Note: At this point, Ed. TE 232 students may skip this step and begin defining fields in a data base. Our students, however, would complete the retrieval chart.
Use this URL to get information for your data base:
http://www.win.tue.nl/cs/fm/engels/discovery/index.html
Part 2:
Interpretation of Data: When the chart is finished, ask students to find relationships between the categories. An obvious relationship will be seen when students compare the "Flag" category with the "Birth Place" of most explorers. Some explorers, however, sailed for a country other than the one in which they were born. Henry Hudson is a good example. See if students can find similar peculiarities.Students will also see contrasts between the goals of explorers and their discoveries or accomplishments. Discuss these differences and ask students for possible reasons.
Building the Data Base:
Once the class understands the retrieval chart system for organizing data, introduce them to a data base. Separate lessons will be required in order to introduce the data base.As students understand how to enter information into the data base, set a data base up with the same categories as in the retrieval chart. Then assign computer time to student pairs and have students "retrieve" facts from the wall chart and enter information into the data base. This will be good practice for them as they discover the data base privately. Be prepared to help younger students with data entry.

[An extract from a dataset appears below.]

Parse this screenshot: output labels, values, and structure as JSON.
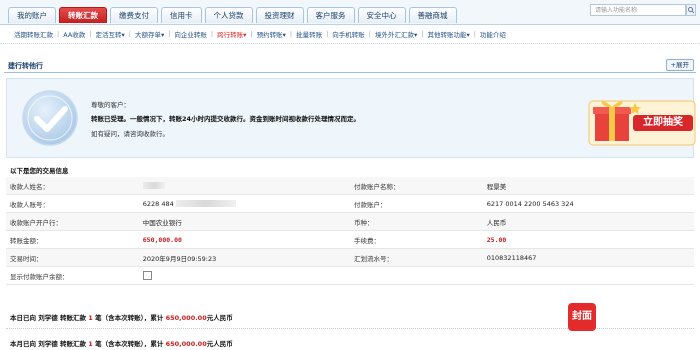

Application of Principles:
Teach students how to search (sort and find) data using the data base. A separate lesson will be required, but students will catch on quickly.•As students become proficient in manipulating data, ask questions that take them beyond the data. These are "What if..." questions that elicit analyzing and predicting from the students. Ask, "What if Columbus had not discovered the New World?" Students can predict what might have happened. By asking students to test their predictions by sorting the "Date" category the class might be able to see that John Cabot followed Columbus in 1497 sailing for England. By arranging the data base, students will find that Cabral accidentally discovered Brazil by going off course on a voyage to India!
•Continue to ask "What if..." questions, each time asking students to locate facts in the data base by searching that support the predictions they make. Eventually, you lead students to make general statements or conclusions that are backed up by the weight of the data.